# Chargeur HS, quel est le remplacement le moins cher?



## flashednick (7 Novembre 2010)

Bonjour à tous!


Après plusieurs années, mon embout de cable, entre l'embout magnétique et le début fil est HS. J'avais réussis à souder tout ca, ca avait tenu jusqu'à aujourd'hui. 


Malheureusement, vu qu'Apple c'est pas toujours bien foutu (on peux changer le cable entre le secteur et le bloc, mais pas entre le bloc et l'ordi, alors que ca aurait rien couté de plus de mettre un cable amovible des deux côtés du bloc) - Je dois le remplacer.

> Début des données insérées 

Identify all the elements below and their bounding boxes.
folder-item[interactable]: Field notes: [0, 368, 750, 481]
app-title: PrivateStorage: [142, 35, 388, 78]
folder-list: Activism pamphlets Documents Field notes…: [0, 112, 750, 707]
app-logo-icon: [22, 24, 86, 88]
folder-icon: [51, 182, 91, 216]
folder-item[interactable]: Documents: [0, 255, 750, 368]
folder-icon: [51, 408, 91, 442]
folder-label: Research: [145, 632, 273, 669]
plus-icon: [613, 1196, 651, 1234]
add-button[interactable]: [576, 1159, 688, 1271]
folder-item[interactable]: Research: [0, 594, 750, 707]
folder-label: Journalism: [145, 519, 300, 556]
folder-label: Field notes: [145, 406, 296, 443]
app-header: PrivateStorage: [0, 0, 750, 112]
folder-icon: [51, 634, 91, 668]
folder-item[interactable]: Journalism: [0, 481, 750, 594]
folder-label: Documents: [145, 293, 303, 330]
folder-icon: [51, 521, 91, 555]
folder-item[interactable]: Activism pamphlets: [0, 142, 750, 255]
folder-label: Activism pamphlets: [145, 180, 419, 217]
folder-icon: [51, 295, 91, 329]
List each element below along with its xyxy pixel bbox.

Qu'est ce qui coute le moins chère, quelle est la meilleure boutique?

Existe t'il des chargeurs aftermarket/no name? Sont ils recommandables? 

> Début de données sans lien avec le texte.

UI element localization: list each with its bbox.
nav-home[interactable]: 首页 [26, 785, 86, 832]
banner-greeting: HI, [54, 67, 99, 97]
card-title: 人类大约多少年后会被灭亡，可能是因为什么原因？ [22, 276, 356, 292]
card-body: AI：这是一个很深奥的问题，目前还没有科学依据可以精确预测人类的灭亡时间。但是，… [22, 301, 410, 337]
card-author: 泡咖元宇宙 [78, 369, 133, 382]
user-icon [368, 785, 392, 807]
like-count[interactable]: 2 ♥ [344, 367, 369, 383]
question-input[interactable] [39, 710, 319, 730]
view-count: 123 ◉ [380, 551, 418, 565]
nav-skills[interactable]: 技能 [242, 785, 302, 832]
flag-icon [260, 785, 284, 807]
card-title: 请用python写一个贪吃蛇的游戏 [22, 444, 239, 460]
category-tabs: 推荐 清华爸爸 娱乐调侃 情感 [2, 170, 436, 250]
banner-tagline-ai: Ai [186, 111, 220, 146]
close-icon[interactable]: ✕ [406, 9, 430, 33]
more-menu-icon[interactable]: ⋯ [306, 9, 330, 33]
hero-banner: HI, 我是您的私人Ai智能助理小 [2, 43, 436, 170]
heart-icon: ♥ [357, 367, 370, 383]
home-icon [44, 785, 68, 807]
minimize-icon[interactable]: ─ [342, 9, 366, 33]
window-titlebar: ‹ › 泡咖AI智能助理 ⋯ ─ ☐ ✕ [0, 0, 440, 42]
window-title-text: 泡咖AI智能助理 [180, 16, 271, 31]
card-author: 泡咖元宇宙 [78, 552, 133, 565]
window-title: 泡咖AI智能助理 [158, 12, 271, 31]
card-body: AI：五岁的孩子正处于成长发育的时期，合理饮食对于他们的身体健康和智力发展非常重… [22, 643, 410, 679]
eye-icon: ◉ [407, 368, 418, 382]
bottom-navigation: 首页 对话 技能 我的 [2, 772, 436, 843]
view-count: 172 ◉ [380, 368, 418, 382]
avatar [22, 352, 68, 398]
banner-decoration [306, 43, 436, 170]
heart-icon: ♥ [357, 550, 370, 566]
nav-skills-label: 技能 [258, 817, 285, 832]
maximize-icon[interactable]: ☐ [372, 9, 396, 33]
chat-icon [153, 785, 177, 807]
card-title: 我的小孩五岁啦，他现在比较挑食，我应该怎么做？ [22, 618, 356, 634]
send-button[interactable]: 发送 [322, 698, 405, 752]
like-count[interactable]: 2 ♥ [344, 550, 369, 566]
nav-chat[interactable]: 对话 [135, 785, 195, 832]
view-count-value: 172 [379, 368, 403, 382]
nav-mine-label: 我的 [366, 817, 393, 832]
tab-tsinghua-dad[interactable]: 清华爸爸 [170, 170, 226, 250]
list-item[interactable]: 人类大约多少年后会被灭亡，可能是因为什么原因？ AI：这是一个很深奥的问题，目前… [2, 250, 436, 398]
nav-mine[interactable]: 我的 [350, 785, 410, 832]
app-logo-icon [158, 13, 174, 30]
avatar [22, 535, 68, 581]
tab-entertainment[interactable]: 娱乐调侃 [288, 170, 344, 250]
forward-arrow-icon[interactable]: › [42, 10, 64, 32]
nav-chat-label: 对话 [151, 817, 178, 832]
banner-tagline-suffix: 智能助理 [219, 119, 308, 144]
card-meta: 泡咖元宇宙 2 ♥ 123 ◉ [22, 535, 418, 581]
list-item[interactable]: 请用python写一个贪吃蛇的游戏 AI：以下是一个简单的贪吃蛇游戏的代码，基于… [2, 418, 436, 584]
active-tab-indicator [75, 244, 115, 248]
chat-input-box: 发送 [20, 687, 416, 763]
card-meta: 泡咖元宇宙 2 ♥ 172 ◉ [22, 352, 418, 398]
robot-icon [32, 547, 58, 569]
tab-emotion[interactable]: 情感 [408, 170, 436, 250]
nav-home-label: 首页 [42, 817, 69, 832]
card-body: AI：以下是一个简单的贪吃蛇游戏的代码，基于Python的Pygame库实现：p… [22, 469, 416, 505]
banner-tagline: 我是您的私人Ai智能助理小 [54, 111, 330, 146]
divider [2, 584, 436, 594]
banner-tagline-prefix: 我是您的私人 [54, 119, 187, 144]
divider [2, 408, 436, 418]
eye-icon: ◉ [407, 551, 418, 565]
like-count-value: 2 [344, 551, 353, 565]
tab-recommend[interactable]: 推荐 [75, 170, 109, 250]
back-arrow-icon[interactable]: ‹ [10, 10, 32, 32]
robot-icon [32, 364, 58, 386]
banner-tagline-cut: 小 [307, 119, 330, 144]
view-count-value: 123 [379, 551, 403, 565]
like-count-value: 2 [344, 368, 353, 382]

J'ai un MBP sous 10.4.11, bloc 85watt




Par avance, merci


----------



## r e m y (7 Novembre 2010)

Pas de chargeurs non Apple avec embout magnetique.... car ce magsafe est protégé par des brevets Apple.

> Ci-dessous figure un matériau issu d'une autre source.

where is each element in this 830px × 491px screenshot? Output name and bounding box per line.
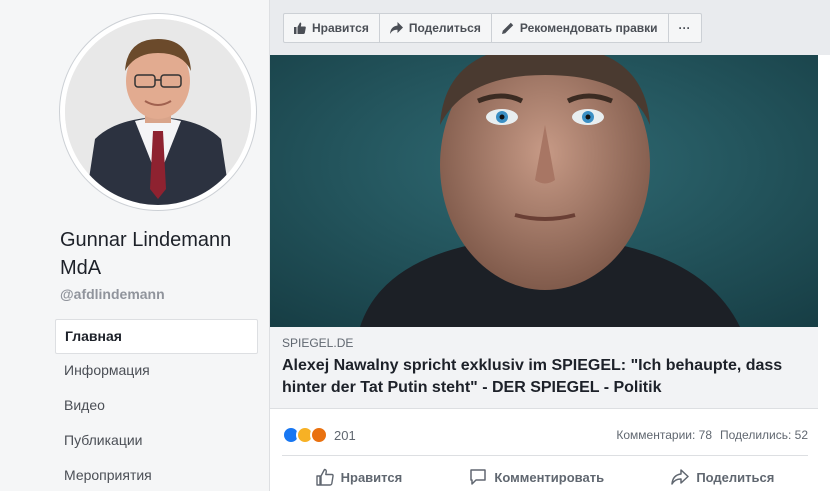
post-card: SPIEGEL.DE Alexej Nawalny spricht exklus… (270, 55, 830, 491)
page-title[interactable]: Gunnar Lindemann MdA (60, 226, 260, 282)
link-preview-image[interactable] (270, 55, 818, 327)
thumbs-up-icon (315, 468, 334, 486)
link-domain: SPIEGEL.DE (282, 336, 354, 350)
share-button[interactable]: Поделиться (671, 469, 774, 485)
nav-item-home[interactable]: Главная (55, 319, 258, 354)
page-action-bar: Нравится Поделиться Рекомендовать правки… (283, 13, 702, 43)
suggest-edits-label: Рекомендовать правки (519, 21, 658, 35)
profile-picture-frame[interactable] (60, 14, 256, 210)
like-label: Нравится (340, 469, 403, 485)
nav-item-events[interactable]: Мероприятия (55, 459, 258, 491)
page-sidebar: Gunnar Lindemann MdA @afdlindemann Главн… (0, 0, 270, 491)
share-label: Поделиться (696, 469, 775, 485)
avatar[interactable] (65, 19, 251, 205)
share-page-button[interactable]: Поделиться (380, 14, 492, 42)
nav-item-videos[interactable]: Видео (55, 389, 258, 424)
thumbs-up-icon (294, 22, 306, 34)
post-stats: 201 Комментарии: 78 Поделились: 52 (282, 423, 808, 447)
comments-count[interactable]: Комментарии: 78 (616, 428, 712, 442)
more-icon: ··· (678, 21, 691, 35)
shares-count[interactable]: Поделились: 52 (720, 428, 808, 442)
share-page-label: Поделиться (408, 21, 481, 35)
portrait-photo (270, 55, 818, 327)
profile-photo (65, 19, 251, 205)
reactions-count[interactable]: 201 (334, 428, 356, 443)
angry-reaction-icon (310, 426, 328, 444)
divider (282, 455, 808, 456)
link-preview[interactable]: SPIEGEL.DE Alexej Nawalny spricht exklus… (270, 327, 818, 409)
post-actions: Нравится Комментировать Поделиться (282, 463, 808, 491)
comment-bubble-icon (469, 468, 487, 486)
more-options-button[interactable]: ··· (669, 14, 701, 42)
share-arrow-icon (671, 469, 690, 485)
page-navigation: Главная Информация Видео Публикации Меро… (55, 319, 258, 491)
suggest-edits-button[interactable]: Рекомендовать правки (492, 14, 669, 42)
link-headline[interactable]: Alexej Nawalny spricht exklusiv im SPIEG… (282, 355, 802, 399)
nav-item-posts[interactable]: Публикации (55, 424, 258, 459)
nav-item-about[interactable]: Информация (55, 354, 258, 389)
comment-button[interactable]: Комментировать (469, 468, 604, 486)
like-page-label: Нравится (312, 21, 369, 35)
comment-label: Комментировать (494, 469, 605, 485)
page-username[interactable]: @afdlindemann (60, 286, 165, 302)
like-button[interactable]: Нравится (315, 468, 403, 486)
like-page-button[interactable]: Нравится (284, 14, 380, 42)
pencil-icon (501, 22, 514, 34)
share-arrow-icon (389, 22, 403, 34)
reactions-summary[interactable]: 201 (282, 426, 356, 444)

lorsque le cable s'est endommagé, tu aurais dû le faire remplacer par Apple plutôt que de le re-souder toi-meme car c'est un défaut de conception reconnu ( qui d'ailleurs avait conduit à quelques incendies de portables spéctaculaires). Maintenant je doute qu'Apple accepte de faire jouer la garantie


----------



## pbas400 (7 Novembre 2010)

L année derniere Apple m'a echangé la partie du chargeur endommagée en dehors de la pèriode de garantie !  pour un MB .
il faut juste être sympa au téléphone !!!  en 24H tout était réglé


----------



## flashednick (7 Novembre 2010)

pbas400 a dit:


> L année derniere Apple m'a echangé la partie du chargeur endommagée en dehors de la pèriode de garantie !  pour un MB .
> il faut juste être sympa au téléphone !!!  en 24H tout était réglé



Merci pour votre aide  


Est-ce que tu as du leur envoyer le chargeur? 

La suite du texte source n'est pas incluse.